"A welcome antidote..."
So far, the reaction to The Cubans in the UK has been quite positive. It has been reviewed by The Times of London, The Telegraph and, most recently, the Financial Times, which called it "a welcome antidote to the spell of tropical lyricism that Havana casts over so many visitors."
Here is the review by the great John Rathbone.
The Cubans — life in a world of lost charisma
Financial Times July 28, 2020
Elisa García screamed so loudly when she learnt that her son, grandchild and son-in-law had drowned that her husband Jorge took her to the roof of their house to hide her distress from their neighbours. The state security official who had brought the news meanwhile slipped out the front door.
The sinking of the 13 de Marzo tugboat in July 1994, which left 37 of its 68 passengers dead, almost reshaped Cuban history. Commandeered by Cubans desperate to leave the island amid the economic crisis after the collapse of the Soviet Union, the boat was rammed and sunk by Cuban coastguard cutters seven miles offshore.
Reading news reports in London at the time, I vividly remember the rising political temperature of that hot summer. The unrest culminated in riots where Cubans yelled for the end of the regime and were only quietened after Fidel Castro waded into the crowd.
The ensuing sense of futility is a central sadness of the lives knitted together in this otherwise often joyful book
The sinking of the 13 de Marzo also forms a central moment in The Cubans, Anthony DePalma’s perceptive portrait of the lives of ordinary citizens, their hopes and inevitable disillusionment after 60 years of revolution.
DePalma, a New York Times correspondent, first went to Cuba in 1979 and has gone back often ever since (unlike his wife, an exile, who was so saddened after one trip that she could not bear to visit again). The result of his clear-eyed affection for this midsized communist island — with its “ego the size of a continent” and courageous people living with “an excess of prohibitions and a minimum of inhibitions” — is a deeply reported if somewhat rambling account of Cuba’s bittersweet realities. He has a deep feeling for the place and I suspect the project was hatched before Donald Trump dashed hopes of US détente and, with that, the waves of American tourists who might have visited and found through DePalma’s book a deeper understanding of the Cubans buzzing around them.
Guanabacoa, a gritty working-class neighbourhood across the bay from colonial Havana, is where the life stories unfold. It is the “real Cuba” that DePalma stresses. As such, it is also a welcome antidote to the spell of tropical lyricism that Havana casts over so many visitors.

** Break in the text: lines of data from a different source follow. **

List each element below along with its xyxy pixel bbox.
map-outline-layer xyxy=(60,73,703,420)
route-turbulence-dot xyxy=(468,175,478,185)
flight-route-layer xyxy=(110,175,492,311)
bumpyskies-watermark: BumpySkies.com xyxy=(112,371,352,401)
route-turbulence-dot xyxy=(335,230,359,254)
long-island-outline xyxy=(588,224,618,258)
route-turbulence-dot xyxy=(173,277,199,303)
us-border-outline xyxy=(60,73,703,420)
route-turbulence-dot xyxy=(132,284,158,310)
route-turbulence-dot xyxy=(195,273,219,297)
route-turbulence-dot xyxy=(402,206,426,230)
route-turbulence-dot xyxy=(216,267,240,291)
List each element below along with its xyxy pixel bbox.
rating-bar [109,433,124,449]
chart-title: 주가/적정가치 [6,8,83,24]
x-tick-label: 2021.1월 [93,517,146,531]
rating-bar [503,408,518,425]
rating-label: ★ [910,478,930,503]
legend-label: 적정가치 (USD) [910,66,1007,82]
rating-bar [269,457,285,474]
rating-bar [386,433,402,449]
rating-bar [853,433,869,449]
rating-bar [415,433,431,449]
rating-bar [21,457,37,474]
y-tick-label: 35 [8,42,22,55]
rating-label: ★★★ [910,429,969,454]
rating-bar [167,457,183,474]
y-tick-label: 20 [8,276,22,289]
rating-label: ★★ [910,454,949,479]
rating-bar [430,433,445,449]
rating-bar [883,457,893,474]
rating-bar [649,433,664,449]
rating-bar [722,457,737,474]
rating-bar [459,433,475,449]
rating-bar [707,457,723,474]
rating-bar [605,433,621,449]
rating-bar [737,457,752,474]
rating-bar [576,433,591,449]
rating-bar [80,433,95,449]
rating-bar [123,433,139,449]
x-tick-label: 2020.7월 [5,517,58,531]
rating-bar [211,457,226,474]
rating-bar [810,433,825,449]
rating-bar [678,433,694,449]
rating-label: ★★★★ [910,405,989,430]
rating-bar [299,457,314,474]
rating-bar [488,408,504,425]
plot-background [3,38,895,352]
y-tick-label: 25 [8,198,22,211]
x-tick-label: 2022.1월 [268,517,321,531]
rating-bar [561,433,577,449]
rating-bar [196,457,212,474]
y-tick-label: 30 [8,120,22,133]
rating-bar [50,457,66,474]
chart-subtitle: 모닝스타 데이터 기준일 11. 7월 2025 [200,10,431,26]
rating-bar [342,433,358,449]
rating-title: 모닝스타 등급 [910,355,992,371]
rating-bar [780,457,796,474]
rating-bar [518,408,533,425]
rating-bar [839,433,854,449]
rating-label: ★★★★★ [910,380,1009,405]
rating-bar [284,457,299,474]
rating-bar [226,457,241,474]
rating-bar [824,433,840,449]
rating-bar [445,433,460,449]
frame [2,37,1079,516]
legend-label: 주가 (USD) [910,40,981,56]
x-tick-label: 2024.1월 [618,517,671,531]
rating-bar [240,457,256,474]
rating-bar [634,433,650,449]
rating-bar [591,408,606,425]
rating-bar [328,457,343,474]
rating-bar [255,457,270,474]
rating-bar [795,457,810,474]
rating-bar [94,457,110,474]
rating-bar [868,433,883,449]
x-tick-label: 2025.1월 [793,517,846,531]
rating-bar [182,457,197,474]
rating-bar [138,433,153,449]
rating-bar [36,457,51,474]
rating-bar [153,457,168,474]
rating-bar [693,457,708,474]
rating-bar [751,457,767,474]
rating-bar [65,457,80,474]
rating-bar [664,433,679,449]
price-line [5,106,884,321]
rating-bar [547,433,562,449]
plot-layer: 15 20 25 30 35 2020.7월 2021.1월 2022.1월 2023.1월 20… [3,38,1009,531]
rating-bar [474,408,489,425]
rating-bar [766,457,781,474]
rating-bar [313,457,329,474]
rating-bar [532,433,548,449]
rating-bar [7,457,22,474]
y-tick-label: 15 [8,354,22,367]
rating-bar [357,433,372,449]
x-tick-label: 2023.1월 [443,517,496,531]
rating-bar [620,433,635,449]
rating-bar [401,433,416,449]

There is Jorge, who is hounded by the state after he investigates the government’s cover-up of its role in the 13 de Marzo sinking, escapes to Florida and spends the rest of his life denouncing the regime. There is also Lili, a faithful revolutionary, and Arturo, an artist who finds success abroad but returns to Guanabacoa when he discovers that he cannot live or paint without Cuba’s tropical light. DePalma leaves it to the reader to draw their own political conclusions.
The most illuminating story belongs to Cary, a ferociously spirited woman with a life that traces an archetypal arc. An Afro-Cuban born to an illiterate mother, Cary benefits from everything the revolution offered. She is educated in Kyiv, becomes a factory manager in Cuba, then provincial commissar, and has a free pacemaker installed when her heart threatens to give out. She is a committed revolutionary, yet when her career culminates with the position of vice-minister for light industry, disenchantment soon follows. Appalled by the two-tier society of supposedly egalitarian socialism and disgusted by the machismo and racism of her apparatchik colleagues, Cary resigns and reinvents herself as an entrepreneur.
Her success is mixed. But how could it be otherwise? For all its talk of economic reform, the communist regime, DePalma writes, toys with capitalism “the way a tiger plays with its prey”. The halfhearted nature of these reforms also undermines constituencies abroad who seek a relaxation of the hardline US policies reinstated by Trump.
The ensuing sense of futility is a central sadness of Cary’s life and of all the other lives knitted together in this otherwise often joyful book. “Nothing’s going to change,” was the weary response in Guanabacoa when Miguel Díaz-Canel, a bureaucrat, took up the Cuban presidency in a carefully staged transition from Castro rule in 2019. Even the rest of the world’s prolonged romance with Cuba, no longer the charismatic symbol it once was, has waned.